Advocates suggest that compensation could include grants to churches or community organizations as well as assistance in purchasing homes and launching businesses.

The eligibility question has remained a problem since the group’s June meeting. Viewers called in to plead with the nine-member group to develop targeted proposals and cash payments to help the descendants of those who were enslaved in America.

Kamilah Moore, chair of the committee, stated that she anticipates a lively discussion at Tuesday’s meeting. This will also include testimony from genealogists. According to her, eligibility based on family lineage is better than that based on race because it has the best chance of being able to survive a legal challenge at a conservative U.S. Supreme Court.

She said that a reparations plan based upon race could attract “hyper-aggressive threats that could have very detrimental implications for other states or even the federal government.”

She said, “Everyone is looking at what we’re doing.”

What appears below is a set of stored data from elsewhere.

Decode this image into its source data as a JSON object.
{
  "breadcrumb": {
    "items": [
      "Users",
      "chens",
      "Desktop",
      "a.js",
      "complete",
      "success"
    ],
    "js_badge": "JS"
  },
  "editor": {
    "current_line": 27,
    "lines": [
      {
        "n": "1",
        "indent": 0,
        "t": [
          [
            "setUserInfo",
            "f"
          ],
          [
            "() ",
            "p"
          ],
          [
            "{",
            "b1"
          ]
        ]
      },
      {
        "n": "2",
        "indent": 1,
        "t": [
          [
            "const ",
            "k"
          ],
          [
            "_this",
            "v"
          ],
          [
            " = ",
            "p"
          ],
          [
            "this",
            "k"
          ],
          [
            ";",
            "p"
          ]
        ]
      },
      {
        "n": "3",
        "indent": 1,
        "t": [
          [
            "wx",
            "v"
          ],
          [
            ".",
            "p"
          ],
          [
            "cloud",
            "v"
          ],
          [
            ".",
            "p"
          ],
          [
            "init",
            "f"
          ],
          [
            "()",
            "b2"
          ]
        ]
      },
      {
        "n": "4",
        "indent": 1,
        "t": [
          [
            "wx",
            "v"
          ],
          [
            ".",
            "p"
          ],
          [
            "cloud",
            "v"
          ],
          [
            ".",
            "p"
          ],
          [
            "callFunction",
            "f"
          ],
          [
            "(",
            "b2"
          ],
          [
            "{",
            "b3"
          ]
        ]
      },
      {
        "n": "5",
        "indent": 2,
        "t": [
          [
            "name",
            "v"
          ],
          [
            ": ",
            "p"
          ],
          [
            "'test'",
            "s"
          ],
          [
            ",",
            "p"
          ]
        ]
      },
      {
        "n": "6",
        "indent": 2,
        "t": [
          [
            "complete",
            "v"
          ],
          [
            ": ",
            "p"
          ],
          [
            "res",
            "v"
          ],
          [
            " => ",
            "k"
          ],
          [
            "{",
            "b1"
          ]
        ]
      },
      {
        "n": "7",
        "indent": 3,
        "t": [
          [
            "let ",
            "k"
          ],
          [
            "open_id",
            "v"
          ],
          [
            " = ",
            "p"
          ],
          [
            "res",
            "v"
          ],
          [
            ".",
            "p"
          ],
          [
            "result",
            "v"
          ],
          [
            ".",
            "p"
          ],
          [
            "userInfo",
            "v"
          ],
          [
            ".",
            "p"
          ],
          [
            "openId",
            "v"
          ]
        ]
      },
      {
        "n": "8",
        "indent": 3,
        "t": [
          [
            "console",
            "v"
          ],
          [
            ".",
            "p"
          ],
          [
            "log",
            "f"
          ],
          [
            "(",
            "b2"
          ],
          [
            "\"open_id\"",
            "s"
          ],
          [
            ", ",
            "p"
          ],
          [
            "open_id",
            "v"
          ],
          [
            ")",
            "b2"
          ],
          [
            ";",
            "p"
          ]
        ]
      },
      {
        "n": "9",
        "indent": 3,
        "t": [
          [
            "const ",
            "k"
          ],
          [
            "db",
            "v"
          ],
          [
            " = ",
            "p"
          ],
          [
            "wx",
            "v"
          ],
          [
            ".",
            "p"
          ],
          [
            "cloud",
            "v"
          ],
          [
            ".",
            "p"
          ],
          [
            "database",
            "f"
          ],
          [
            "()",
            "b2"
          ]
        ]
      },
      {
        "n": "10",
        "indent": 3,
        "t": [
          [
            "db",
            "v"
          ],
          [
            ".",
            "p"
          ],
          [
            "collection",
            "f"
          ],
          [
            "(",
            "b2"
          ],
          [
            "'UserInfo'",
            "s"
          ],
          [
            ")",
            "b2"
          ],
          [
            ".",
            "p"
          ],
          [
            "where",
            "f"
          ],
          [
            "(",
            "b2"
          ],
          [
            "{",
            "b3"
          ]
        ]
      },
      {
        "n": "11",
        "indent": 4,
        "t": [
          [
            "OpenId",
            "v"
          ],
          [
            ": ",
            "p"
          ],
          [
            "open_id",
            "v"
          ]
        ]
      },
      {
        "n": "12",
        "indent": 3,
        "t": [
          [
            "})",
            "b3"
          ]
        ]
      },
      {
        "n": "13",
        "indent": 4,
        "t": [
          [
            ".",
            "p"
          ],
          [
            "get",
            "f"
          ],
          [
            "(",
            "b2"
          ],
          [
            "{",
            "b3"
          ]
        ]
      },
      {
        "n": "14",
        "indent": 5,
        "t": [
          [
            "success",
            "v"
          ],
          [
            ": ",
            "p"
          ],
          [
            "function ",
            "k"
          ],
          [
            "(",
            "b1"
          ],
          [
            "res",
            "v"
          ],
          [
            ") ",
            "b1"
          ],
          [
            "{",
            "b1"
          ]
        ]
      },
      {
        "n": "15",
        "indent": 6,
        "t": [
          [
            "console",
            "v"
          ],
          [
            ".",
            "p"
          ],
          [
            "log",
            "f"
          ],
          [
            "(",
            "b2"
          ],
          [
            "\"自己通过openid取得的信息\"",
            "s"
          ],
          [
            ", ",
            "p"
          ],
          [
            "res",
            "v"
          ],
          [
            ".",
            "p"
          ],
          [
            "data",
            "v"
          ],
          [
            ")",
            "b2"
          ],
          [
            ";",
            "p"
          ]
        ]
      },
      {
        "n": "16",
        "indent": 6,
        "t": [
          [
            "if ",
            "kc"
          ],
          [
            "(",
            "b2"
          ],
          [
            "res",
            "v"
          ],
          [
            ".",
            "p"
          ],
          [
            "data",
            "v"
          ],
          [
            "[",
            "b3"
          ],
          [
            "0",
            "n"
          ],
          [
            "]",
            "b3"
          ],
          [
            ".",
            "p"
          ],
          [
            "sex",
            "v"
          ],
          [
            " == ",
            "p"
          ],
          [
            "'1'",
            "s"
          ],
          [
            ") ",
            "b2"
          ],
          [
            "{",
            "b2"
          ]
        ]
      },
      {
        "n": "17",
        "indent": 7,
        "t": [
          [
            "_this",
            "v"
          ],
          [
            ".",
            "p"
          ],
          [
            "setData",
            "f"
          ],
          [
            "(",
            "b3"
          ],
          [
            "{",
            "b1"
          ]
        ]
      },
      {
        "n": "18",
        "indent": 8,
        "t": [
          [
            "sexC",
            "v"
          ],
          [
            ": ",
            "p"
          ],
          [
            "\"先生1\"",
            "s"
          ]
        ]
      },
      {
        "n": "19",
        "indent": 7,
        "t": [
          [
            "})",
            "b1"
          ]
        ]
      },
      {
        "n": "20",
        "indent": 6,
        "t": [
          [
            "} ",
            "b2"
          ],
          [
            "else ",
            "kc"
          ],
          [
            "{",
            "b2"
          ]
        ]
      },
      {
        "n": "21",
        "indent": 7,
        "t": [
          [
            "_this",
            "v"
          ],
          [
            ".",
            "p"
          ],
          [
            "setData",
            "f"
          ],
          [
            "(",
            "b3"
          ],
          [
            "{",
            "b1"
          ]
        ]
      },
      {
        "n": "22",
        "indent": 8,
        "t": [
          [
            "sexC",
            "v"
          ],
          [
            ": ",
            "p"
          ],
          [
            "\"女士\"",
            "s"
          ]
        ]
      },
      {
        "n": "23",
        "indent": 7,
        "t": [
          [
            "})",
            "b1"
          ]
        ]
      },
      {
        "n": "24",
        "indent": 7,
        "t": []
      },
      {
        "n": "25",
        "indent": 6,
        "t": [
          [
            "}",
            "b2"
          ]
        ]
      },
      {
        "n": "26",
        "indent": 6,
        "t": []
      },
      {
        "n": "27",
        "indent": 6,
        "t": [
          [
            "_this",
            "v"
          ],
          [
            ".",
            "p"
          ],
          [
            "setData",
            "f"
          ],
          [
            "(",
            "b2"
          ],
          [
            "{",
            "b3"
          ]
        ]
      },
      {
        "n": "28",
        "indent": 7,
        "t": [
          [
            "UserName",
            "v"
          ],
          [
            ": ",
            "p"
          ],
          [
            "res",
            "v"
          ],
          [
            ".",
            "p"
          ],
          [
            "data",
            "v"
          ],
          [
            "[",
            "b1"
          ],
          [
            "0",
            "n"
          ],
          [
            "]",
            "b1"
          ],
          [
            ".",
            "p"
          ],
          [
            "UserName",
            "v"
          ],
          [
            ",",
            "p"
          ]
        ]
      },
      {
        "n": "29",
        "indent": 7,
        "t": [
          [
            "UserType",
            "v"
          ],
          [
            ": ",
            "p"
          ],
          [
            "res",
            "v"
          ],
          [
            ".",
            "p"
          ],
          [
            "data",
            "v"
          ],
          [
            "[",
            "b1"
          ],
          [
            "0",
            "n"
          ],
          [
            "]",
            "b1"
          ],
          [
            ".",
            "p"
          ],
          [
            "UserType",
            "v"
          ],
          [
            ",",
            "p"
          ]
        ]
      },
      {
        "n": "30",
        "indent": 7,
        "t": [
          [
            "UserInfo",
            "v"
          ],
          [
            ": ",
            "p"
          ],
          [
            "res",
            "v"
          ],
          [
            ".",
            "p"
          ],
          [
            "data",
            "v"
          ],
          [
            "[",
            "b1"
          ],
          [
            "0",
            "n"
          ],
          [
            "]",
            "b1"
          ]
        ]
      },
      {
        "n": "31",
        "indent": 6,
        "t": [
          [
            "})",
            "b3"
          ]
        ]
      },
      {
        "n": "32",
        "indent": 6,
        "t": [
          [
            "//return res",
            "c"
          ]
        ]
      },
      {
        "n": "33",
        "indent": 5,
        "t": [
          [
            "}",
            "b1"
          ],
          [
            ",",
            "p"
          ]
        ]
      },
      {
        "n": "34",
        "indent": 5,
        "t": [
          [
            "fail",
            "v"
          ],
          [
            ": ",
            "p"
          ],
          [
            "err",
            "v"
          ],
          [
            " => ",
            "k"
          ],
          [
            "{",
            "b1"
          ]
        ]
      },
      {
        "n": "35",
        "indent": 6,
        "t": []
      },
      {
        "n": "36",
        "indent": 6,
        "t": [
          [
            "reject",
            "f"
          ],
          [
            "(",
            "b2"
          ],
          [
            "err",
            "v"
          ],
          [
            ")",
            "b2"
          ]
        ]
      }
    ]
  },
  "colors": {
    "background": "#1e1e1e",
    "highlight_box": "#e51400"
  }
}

Shirley Weber, California Secretary of State, was the one who created the task force. She had passionately advocated in January for the prioritization of descendants for generations of forced labour, broken family ties, and police terror. She was the daughter of sharecroppers who fled Arkansas at night to escape their family. She recalled how slavery had broken her family and hampered their ability to achieve anything beyond survival.

She said that if compensation was offered to Black immigrants, or descendants of slaves from another country, it would leave American descendants with very little.

Members at the February meeting, nearly all of whom can trace back their ancestors to enslaved ancestors, questioned the necessity to rush to answer a crucial question that will shape reparations discussions across the country.

Lisa Holder, a Task Force member, shared the heartbreaking story of her loss at birth. She said that the medical staff failed to listen to the concerns of a young Black mother who suspected something was wrong. Black mothers in America are more likely than white women to die from pregnancy-related causes.

Holder, a civil rights lawyer, said that no one had asked him if his ancestors were enslaved here in the United States, Jamaica, or Barbados. “We must embrace the idea that Black lives matter, and not just a small number of them, because Black lives are at risk, especially in today’s world.”

Critics claim that California is not obligated to pay due to its refusal to practice slavery or enforce Jim Crow laws that discriminated against Blacks in the south.

The committee heard testimony that California and other local governments conspired to strip Black people of their property and wages, which prevented them from building wealth and passing it on to their children. They were forced to live with predominantly minority neighbors and were not able to get loans to buy property.

Today, Black residents make up 5% of the state’s total population, but they are overrepresented in prisons, prisons and homeless populations. According to testimony, Black homeowners still face discrimination through home appraisals that are substantially lower than those of white homeowners or in white neighborhoods.

Nkechi Taifa is the director of Reparation Education Project. She is one of many long-standing advocates who are delighted that the topic has become mainstream. She is baffled at the idea of limiting reparations for people who can prove lineage, since it is difficult to document ancestry and slave owners often moved people between plantations in the U.S.A., South America and the Caribbean.

She said that she tends to be more inclusive than exclusive. “Or maybe it’s a fear or limitation about not having enough money.”

Reginald Jones-Sawyer from California, an Assemblyman, was a member the task force. He said that while there is no doubt that descendants of slaves are priority, the task force must also stop ongoing harm and prevent any future harm from racism.

It’s in the laws, it’s in system. He said that it is in the way we treat each other, and how we communicate with one another. “And no amount money will make it go away.”

The Legislature must receive a report by June and a proposal for reparations by July 2023 to be considered for incorporation into law.